How to thrive in old age. How to lose (possibly prevent) your amnesia!
I know people who have “lost their marbles”. It seems normal.
Yet, I have also known people whose bodies give up whilst their minds stay crisp until the last minute.
What is this amnesia about, I ask myself? Why does it happen? Why does it have to be normal?
I spoke to a friend about Alzheimer’s and she also thought that it was normal and something that many of will end up getting.
I think that once someone retires and they have “nothing to do” then their brains start switching off. Sometimes this happens when someone’s hobby suddenly ends, even long after retirement, e.g. they can’t play golf anymore, or they can’t fly anymore, or perhaps they can’t even walk anymore. Their hobbies are age dependent; at some point they will end; and they haven’t prepared themselves for this moment.
It seems that the people who get to a “ripe old age” get there by staying busy, by staying in touch, perhaps by watching a daily “series” on TV, by being involved in sport, or at least watching sport.
Yet, what if all the preparation we have done for our old age doesn’t help us when we get there? Are there things we can do to prepare ourselves for that age? For example, ageless pursuits such as meditation or Tai Chi, or cooking, or at least being with our families and helping the youngsters learn to cook or just improve their cooking.
There’s something else! Another angle. Perhaps something we haven’t thought of.
What if we have spent all our lives being distracted, striving for more, striving to be better, spent long days at the office, even if we work from home, and just left the really difficult stuff until “later”?
I find that I can lose myself in work. Or in sport. Or in watching TV. And perhaps then I am not dealing with the “shit” in my life. One of my meditation masters said to me that at some point you have to put your hands into your own “shit”. I know this sounds terrible, smelly! But isn’t it better to do this when our minds are young and open, rather than leave it to “the end”?
Is it possible that we get amnesia at the end of our lives because we haven’t really spent enough time talking to each other, and really getting inside our heads and our minds? And being “deep” with each other, in conversation, or simply in walking together.
I find that the age of the mobile or cell phone has led to an increase in separation, and a lessening of deep and meaningful conversation. For example, you are talking to your friend, and they are checking messages. Why does something that is happening somewhere else seem more important than what is happening in front of us?
Is it possible that we have all become voyeurs? Perhaps we don’t think of it as being a sexual thing, after all we just want to know what others are doing. And so we are distracted by our cell phones and our computers, perhaps just in case there is something more interesting happening somewhere else.
But doesn’t this mean that we are giving an “I don’t care about the person in front of me” attitude? After all, when I was doing my MBA, I learnt that the person in front of you is the most important person in your life, at that particular moment.
Marketing and selling teaches us that the person in front of us is the most important person in my life.
So how does this distraction in my essay point to Amnesia?
When I am distracted by something else, I am forgetting the person right in front of me. I might even be forgetting myself, by being distracted by outside events.

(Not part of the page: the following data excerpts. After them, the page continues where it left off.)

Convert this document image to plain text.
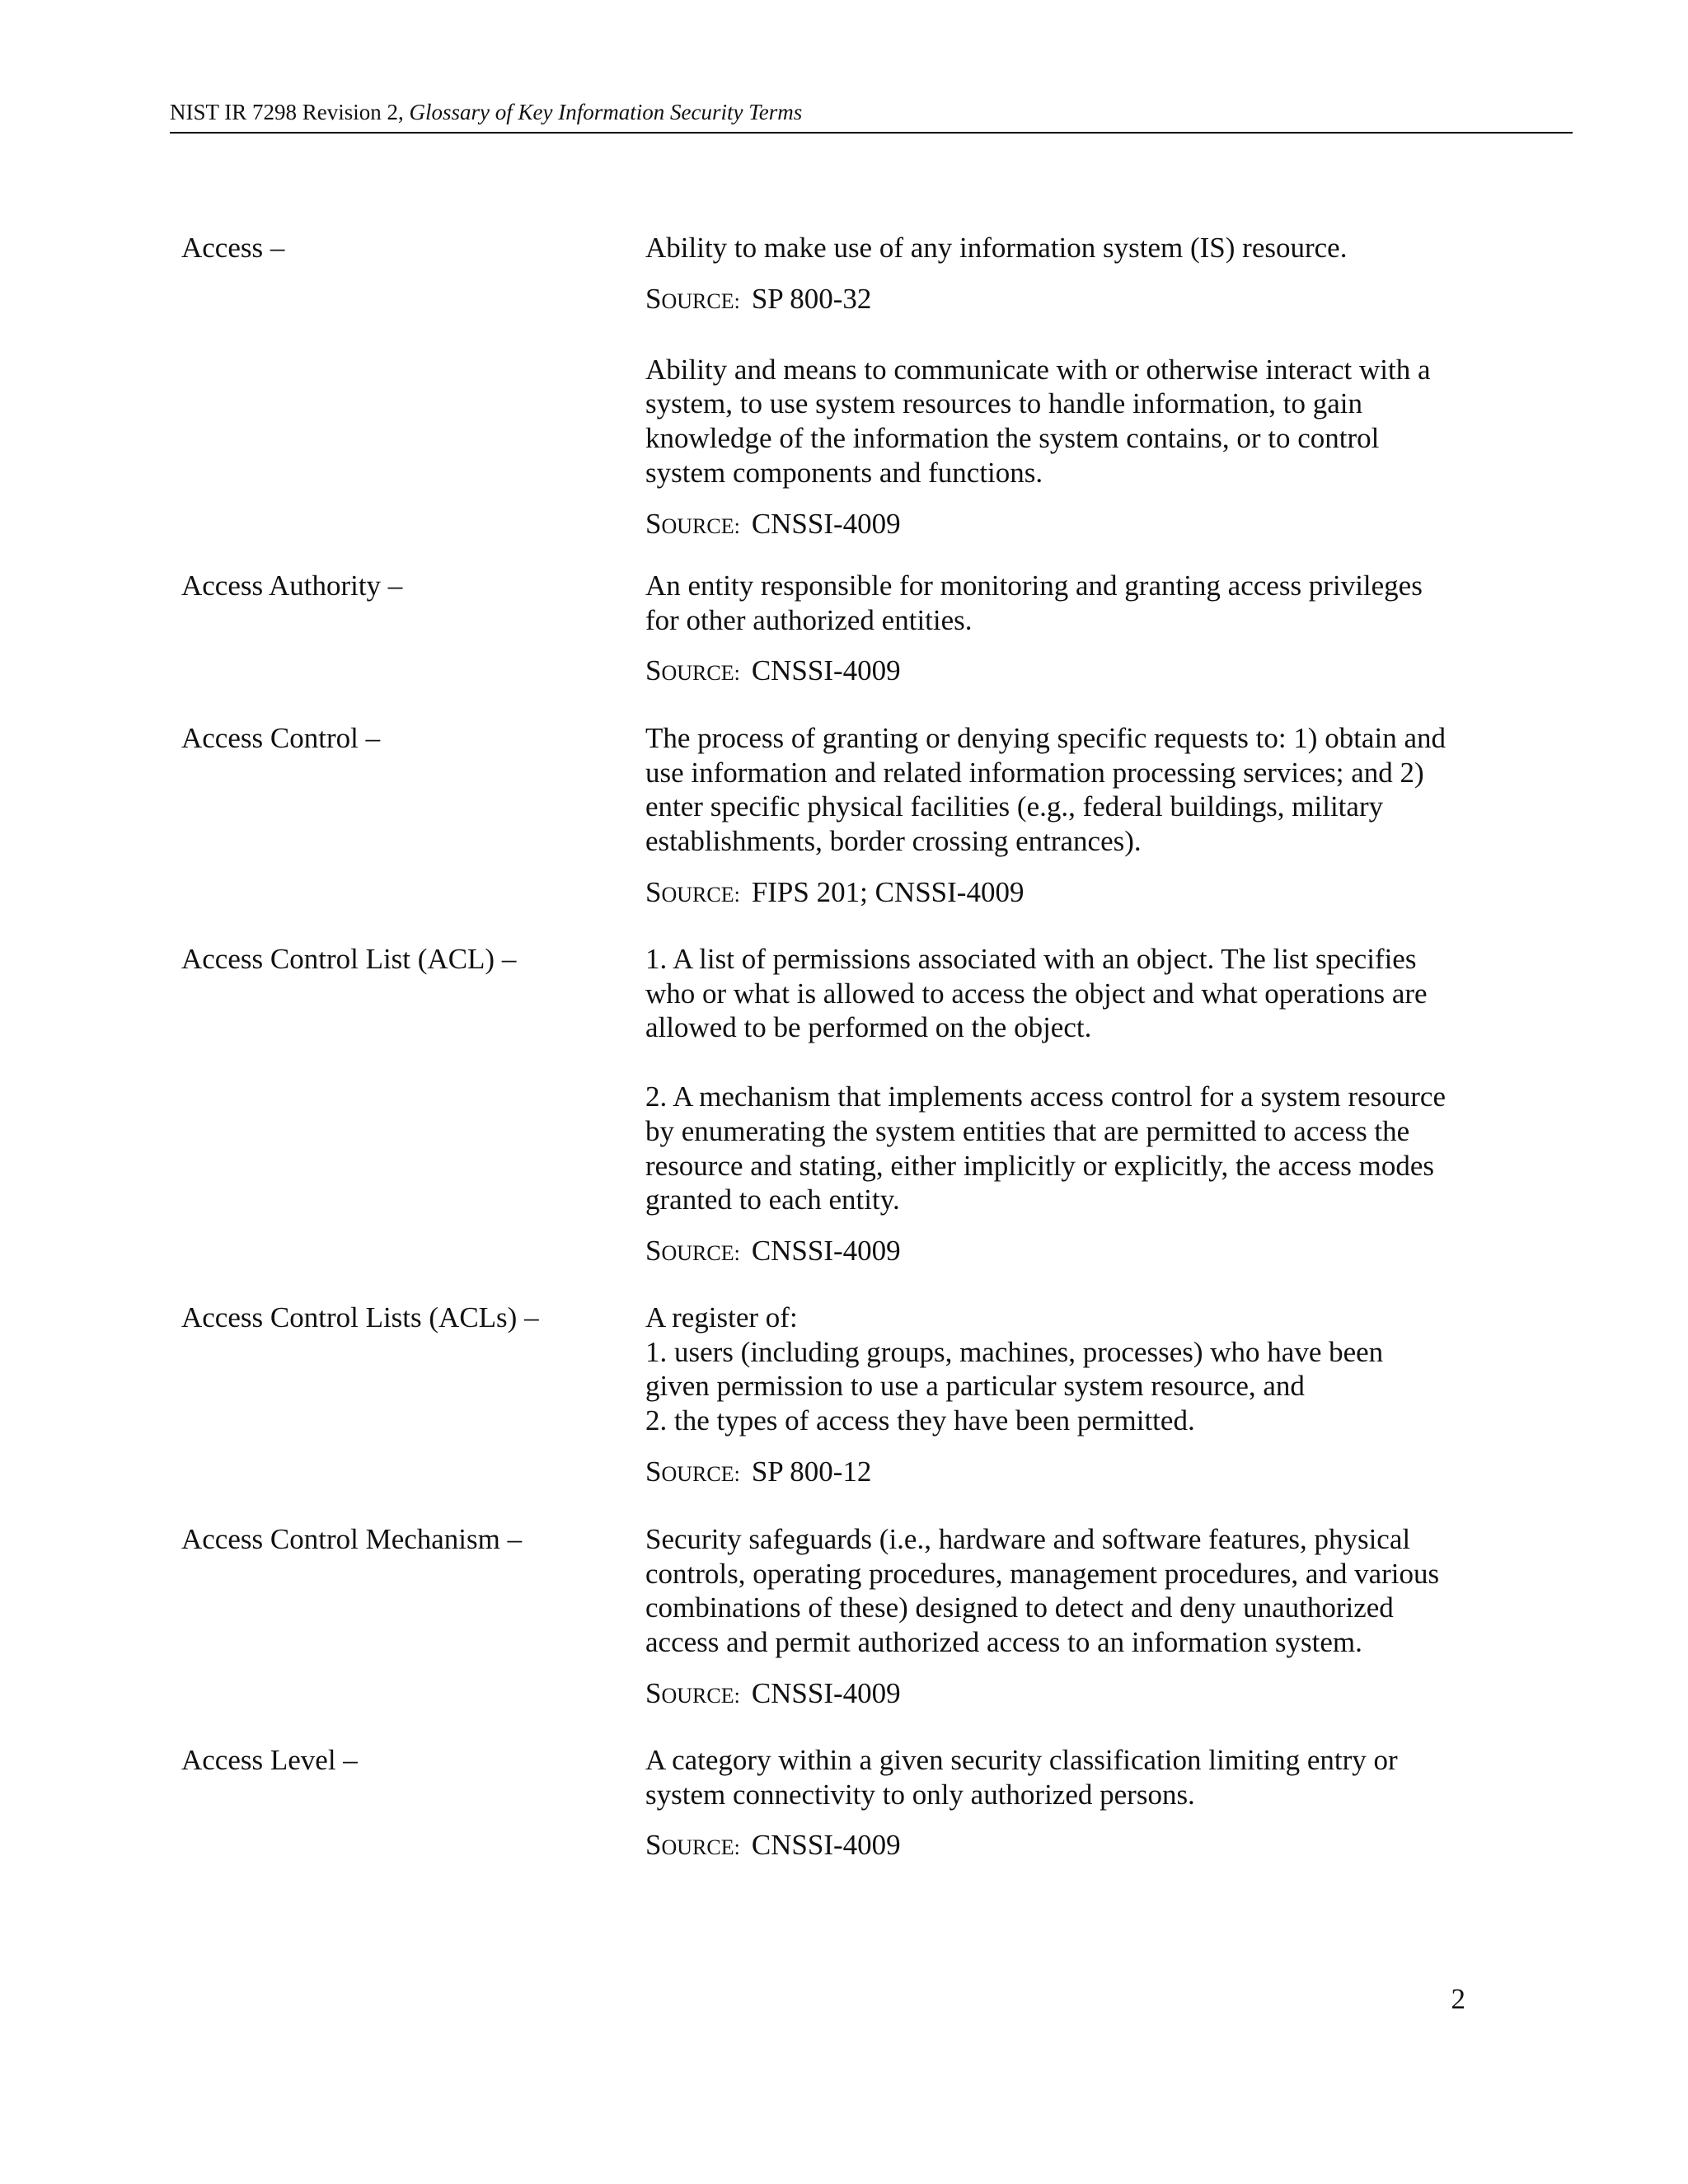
NIST IR 7298 Revision 2, Glossary of Key Information Security Terms
Access –	Ability to make use of any information system (IS) resource.
SOURCE: SP 800-32
Ability and means to communicate with or otherwise interact with a
system, to use system resources to handle information, to gain
knowledge of the information the system contains, or to control
system components and functions.
SOURCE: CNSSI-4009
Access Authority –	An entity responsible for monitoring and granting access privileges
for other authorized entities.
SOURCE: CNSSI-4009
Access Control –	The process of granting or denying specific requests to: 1) obtain and
use information and related information processing services; and 2)
enter specific physical facilities (e.g., federal buildings, military
establishments, border crossing entrances).
SOURCE: FIPS 201; CNSSI-4009
Access Control List (ACL) –	1. A list of permissions associated with an object. The list specifies
who or what is allowed to access the object and what operations are
allowed to be performed on the object.
2. A mechanism that implements access control for a system resource
by enumerating the system entities that are permitted to access the
resource and stating, either implicitly or explicitly, the access modes
granted to each entity.
SOURCE: CNSSI-4009
Access Control Lists (ACLs) –	A register of:
1. users (including groups, machines, processes) who have been
given permission to use a particular system resource, and
2. the types of access they have been permitted.
SOURCE: SP 800-12
Access Control Mechanism –	Security safeguards (i.e., hardware and software features, physical
controls, operating procedures, management procedures, and various
combinations of these) designed to detect and deny unauthorized
access and permit authorized access to an information system.
SOURCE: CNSSI-4009
Access Level –	A category within a given security classification limiting entry or
system connectivity to only authorized persons.
SOURCE: CNSSI-4009
2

If I need to spend the time to understand myself and to get my hands dirty in my own “shit” but I spend as much time as I can being distracted by all the possibilities of what’s happening “out there”, then perhaps I haven’t put enough time into discovering who I am. Perhaps I just don’t want to know myself! Insight (meditation) is a deep and lonely journey, but there are lots of people doing it, and Buddhist teachings teach that it is a path to enlightenment.
And so my message for the new year 2017 is that if we want to prevent the amnesia of old age, that we consider spending time digging into ourselves, finding out about ourselves and learning who we are.
PS: Remember that as you dig and as you find “bad stuff” that you have friends. You are young. Your friends are around you. When you are old and lonely and perhaps in an old age home, then perhaps it is easier to forget what’s happening to you. I know that there are very many young and / or lonely people. If you are one of these, please know that you are on a very special journey, perhaps of introspection, and that there are very many people like you in this world.
PPS: Whilst everything that is outside ourselves can be considered to be a distraction, we need to enjoy our abundant planet and we need to enjoy our lives. I’m suggesting that we spend a little bit of time learning about ourselves and plunging into the pool of our thoughts to find out more about ourselves and more about who we are and why we are here.
PPPS: I am not a doctor, and I am not an Amnesia specialist. I offer this guidance as a way of considering why Amnesia might happen as we get to a certain “ripe old age.”